By Apollo, 12 June 2026


David Hockney, the celebrated British artist best known for his paintings of California in the 1960s and ’70s, has died at the age of 88. Born in West Yorkshire in 1937, Hockney studied at Bradford School of Art before, via national service as a hospital orderly, moving to London, where he graduated from the Royal College of Art in 1962. He quickly moved away from abstraction and towards figuration – demonstrating a lack of concern for prevailing fashions or art-world snobbery that was still in evidence in the later years of his career, notably when he embraced the iPad in the 2010s to make large-scale digital drawings of Yorkshire landscapes in his signature high-colour palette. His move to Los Angeles in the mid 1960s gave him arguably his richest subject: the swimming pool, rendered in intense blues –  most famously in A Bigger Splash (1967) – and often the setting for male nudity. With his shock of blond (later white) hair, distinctive round glasses, and a cigarette nearly always clamped to his lips, he developed a personal style which, like that of his friend Andy Warhol, made him as recognisable as his art. Hockney moved back to Yorkshire from Los Angeles in 2005. Martin Gayford’s interview with Hockney about Old Master painters and optical devices, which appeared in Apollo in 2010, can be read here.

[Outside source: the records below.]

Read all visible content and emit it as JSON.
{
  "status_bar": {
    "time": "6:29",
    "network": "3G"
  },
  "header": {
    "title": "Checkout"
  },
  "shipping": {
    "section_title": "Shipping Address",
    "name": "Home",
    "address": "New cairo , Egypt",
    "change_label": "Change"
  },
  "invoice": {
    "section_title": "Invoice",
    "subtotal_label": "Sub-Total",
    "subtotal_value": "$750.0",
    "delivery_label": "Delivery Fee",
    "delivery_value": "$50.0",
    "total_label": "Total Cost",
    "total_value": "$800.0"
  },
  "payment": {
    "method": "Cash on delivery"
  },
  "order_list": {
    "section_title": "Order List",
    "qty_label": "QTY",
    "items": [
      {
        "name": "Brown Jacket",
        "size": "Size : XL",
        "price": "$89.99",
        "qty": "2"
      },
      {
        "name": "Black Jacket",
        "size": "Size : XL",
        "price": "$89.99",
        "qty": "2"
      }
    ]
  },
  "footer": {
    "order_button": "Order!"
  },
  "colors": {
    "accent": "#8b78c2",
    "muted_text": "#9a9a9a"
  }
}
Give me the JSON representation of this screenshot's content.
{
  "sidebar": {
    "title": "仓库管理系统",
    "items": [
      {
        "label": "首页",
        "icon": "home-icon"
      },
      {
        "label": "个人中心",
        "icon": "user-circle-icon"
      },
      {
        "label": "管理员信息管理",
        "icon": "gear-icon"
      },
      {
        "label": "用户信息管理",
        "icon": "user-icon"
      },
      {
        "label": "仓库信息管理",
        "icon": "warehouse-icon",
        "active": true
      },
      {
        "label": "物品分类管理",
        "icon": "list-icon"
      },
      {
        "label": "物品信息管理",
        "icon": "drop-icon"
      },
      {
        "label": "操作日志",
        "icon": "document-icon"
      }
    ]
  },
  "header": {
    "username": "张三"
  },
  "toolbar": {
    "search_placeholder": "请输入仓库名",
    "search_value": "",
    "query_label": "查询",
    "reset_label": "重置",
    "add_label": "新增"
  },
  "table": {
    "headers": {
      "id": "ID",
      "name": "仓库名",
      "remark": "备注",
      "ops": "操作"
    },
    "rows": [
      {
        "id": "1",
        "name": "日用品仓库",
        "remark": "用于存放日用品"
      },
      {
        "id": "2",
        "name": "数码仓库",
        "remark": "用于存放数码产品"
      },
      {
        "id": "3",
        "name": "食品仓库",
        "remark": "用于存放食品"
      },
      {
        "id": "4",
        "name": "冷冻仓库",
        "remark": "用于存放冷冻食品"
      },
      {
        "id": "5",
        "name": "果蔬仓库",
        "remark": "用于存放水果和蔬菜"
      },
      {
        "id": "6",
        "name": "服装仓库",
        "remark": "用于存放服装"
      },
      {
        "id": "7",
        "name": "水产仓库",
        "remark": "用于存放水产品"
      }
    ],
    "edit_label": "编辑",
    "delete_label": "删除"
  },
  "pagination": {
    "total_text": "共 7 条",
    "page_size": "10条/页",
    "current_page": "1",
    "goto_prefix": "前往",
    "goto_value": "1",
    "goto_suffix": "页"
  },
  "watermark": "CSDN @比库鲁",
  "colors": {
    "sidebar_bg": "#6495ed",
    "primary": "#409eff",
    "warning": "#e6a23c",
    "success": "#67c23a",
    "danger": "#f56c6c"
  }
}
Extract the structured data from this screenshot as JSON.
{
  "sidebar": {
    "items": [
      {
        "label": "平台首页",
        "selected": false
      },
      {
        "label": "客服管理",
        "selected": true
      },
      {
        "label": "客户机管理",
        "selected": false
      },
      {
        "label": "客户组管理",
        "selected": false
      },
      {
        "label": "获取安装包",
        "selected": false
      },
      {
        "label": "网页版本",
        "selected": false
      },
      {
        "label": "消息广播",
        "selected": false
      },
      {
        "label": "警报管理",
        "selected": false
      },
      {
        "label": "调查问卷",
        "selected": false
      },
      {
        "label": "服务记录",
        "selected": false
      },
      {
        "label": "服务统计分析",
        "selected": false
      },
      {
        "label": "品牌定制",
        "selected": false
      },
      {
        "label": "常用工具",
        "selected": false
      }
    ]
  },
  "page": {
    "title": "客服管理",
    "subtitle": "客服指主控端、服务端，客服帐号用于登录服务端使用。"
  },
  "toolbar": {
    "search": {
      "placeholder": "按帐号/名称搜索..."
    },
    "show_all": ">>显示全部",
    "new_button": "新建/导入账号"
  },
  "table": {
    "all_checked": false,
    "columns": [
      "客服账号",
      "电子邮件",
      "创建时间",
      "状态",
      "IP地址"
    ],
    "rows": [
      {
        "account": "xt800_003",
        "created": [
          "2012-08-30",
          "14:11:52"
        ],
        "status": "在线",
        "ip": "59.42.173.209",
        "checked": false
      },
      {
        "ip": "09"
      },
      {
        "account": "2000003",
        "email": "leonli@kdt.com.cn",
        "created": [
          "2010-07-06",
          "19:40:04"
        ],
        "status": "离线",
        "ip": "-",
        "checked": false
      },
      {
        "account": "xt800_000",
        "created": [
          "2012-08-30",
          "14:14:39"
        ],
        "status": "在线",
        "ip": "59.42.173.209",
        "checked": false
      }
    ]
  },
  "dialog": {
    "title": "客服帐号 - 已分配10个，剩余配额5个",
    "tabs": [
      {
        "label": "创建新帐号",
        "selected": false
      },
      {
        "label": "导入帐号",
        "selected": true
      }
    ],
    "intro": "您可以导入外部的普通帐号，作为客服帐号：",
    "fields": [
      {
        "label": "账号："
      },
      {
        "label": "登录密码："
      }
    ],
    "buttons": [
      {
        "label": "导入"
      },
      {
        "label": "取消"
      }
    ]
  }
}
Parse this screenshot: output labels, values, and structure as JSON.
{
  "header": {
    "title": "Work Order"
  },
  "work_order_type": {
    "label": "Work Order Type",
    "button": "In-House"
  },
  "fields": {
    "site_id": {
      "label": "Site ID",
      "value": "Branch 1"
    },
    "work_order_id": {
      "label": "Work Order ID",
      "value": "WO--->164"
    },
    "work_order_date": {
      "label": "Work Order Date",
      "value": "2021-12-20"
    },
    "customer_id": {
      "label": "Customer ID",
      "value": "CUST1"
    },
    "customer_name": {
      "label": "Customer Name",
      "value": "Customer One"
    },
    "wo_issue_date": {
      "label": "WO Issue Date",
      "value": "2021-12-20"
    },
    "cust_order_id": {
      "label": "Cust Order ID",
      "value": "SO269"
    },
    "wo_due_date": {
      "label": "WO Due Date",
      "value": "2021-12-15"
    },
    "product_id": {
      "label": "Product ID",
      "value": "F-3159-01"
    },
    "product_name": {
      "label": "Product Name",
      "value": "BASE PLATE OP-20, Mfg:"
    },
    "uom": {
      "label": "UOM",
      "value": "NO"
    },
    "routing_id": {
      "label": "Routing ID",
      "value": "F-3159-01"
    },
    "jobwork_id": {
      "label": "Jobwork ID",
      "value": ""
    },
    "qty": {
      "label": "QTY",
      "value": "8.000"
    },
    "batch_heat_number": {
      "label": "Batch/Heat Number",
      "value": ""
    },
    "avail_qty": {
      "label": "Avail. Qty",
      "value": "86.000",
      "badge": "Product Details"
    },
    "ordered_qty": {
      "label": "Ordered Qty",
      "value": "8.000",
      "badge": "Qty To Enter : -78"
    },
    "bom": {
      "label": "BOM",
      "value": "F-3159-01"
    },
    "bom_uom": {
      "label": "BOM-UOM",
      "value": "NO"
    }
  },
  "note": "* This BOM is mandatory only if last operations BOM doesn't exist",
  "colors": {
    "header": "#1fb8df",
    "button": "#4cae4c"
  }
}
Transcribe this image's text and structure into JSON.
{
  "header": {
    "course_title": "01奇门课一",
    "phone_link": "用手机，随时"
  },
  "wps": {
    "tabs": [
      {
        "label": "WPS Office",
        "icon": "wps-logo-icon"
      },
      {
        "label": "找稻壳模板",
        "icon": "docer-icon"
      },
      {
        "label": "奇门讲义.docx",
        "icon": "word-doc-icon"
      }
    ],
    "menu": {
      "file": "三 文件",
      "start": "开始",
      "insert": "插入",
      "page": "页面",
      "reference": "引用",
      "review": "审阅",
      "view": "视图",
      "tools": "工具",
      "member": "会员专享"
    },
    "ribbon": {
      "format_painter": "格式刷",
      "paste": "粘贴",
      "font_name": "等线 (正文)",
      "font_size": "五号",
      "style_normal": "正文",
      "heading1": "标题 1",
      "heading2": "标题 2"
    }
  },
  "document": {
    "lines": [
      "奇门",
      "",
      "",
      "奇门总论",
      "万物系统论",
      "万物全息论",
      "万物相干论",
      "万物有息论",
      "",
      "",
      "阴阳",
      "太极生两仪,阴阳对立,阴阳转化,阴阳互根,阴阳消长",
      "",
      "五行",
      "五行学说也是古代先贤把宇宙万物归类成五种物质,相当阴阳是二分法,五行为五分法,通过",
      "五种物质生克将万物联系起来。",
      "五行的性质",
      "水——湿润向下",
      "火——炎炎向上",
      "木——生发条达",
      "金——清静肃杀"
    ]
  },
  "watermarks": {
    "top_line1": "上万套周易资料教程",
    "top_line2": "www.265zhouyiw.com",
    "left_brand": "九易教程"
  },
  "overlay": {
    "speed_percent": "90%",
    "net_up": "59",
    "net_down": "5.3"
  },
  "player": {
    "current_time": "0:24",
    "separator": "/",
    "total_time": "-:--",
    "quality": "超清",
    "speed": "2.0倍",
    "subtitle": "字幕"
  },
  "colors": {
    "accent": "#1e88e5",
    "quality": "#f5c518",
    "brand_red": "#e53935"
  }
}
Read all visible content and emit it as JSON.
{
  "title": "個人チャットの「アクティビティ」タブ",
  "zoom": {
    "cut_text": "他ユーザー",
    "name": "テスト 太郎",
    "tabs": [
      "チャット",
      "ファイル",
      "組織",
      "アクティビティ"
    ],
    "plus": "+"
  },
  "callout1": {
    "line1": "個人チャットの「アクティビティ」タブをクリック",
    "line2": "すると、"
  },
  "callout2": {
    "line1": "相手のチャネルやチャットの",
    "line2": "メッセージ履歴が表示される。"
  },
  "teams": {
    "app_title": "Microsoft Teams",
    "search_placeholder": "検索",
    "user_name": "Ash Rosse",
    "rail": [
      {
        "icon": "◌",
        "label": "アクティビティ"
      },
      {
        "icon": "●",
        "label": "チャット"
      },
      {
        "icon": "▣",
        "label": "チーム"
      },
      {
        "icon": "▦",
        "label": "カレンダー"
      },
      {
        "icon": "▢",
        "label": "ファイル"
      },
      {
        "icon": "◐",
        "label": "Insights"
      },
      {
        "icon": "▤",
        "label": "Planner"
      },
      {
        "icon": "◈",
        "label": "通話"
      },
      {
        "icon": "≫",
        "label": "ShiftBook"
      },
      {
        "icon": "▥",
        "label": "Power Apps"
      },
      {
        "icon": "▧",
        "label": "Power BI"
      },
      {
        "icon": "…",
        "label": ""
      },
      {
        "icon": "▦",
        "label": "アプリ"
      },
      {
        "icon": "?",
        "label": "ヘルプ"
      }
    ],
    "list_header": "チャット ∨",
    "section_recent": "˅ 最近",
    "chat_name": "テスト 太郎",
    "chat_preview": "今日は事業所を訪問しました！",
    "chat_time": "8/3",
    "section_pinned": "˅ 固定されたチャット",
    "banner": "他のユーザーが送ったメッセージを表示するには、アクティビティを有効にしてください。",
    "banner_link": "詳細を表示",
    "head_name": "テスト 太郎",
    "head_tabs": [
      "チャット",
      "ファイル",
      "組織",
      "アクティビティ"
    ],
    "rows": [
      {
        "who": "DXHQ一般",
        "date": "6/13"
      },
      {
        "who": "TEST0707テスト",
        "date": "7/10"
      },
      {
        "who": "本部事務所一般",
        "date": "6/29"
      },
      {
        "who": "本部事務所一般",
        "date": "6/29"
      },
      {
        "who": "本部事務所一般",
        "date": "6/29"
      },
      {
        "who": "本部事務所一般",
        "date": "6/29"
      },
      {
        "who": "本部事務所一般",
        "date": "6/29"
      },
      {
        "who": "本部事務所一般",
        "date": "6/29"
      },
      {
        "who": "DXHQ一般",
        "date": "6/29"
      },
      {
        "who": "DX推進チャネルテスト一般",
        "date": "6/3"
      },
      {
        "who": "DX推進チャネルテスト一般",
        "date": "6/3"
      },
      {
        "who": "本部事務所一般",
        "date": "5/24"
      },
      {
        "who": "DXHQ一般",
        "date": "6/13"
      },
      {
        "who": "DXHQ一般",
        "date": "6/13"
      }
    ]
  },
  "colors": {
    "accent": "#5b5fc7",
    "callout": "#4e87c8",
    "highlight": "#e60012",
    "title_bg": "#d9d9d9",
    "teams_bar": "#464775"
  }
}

Israeli airstrikes have caused major damage to the city of Tyre in south Lebanon, which is a UNESCO World Heritage site. The Lebanon branch of the International Council on Monuments and Sites (ICOMOS) has issued a statement condemning attacks on 7 June, stating that the ancient city’s entrance, administrative buildings and archaeological warehouses have been damaged. Following the capture of the nearby 12th-century Beaufort Castle, or Qalaat al-Chqif, by Israeli forces on 31 May, Lebanese culture minister Ghassan Salameh wrote to the director-general of UNESCO Khaled El-Enany calling for ‘urgent’ intervention, adding that ‘inaction […] would open the door to violations whose consequences for cultural heritage protected under international law would be impossible to remedy.’ On 9 June, UNESCO said it had ‘step[ped] up support’ after confirming damage to Tyre and Beaufort Castle and other protected sites such as the 12th-century Chama’ Citadel.

Three men who stole ancient artefacts from the Drents Museum in the Netherlands have each been sentenced to nearly four years in prison, Art Net reports. On 25 January 2025, the men broke into the museum in Assen, taking with them a 2,500-year-old golden Geto-Dacian helmet and three Dacian spiral bracelets from 50 BC. All were on loan to the museum from the National History Museum of Romania in Bucharest. After the heist, that museum’s director, Ernest Oberländer-Târnoveanu, was dismissed after refusing to resign, and the Dutch government paid Romania a reported €5.7m in insurance compensation. The helmet and two bracelets were recovered this April as part of a plea deal with the thieves, who were arrested shortly after the robbery. One bracelet is still missing.

Jewellery and watches worth an estimated €1m have been stolen from the Sant’Agostino auction house in Turin. Finestre sull’Arte reports that the heist, which took place on the night of 6 June or early on 7 June, took just four minutes. Missing items include a rare golden snuff box made in France during the reign of Louis XV and a ring decorated with a four-carat Colombian emerald. At the time of writing, no one has been arrested in connection with the robbery.

The Moderna Museet in Stockholm has appointed Tone Hansen as its next director. She will be the first director to lead the national museum of contemporary art – which also has a space in Malmö – as it begins its controversial government-led merger with Public Art Agency Sweden and the Swedish Centre for Architecture and Design (ArkDes). Norway-born Hansen joins from the Munch Museum in Oslo, where she has been director since 2022. She will begin her new role on 1 September, taking over from Gitte Ørskou, who has led the museum since 2019.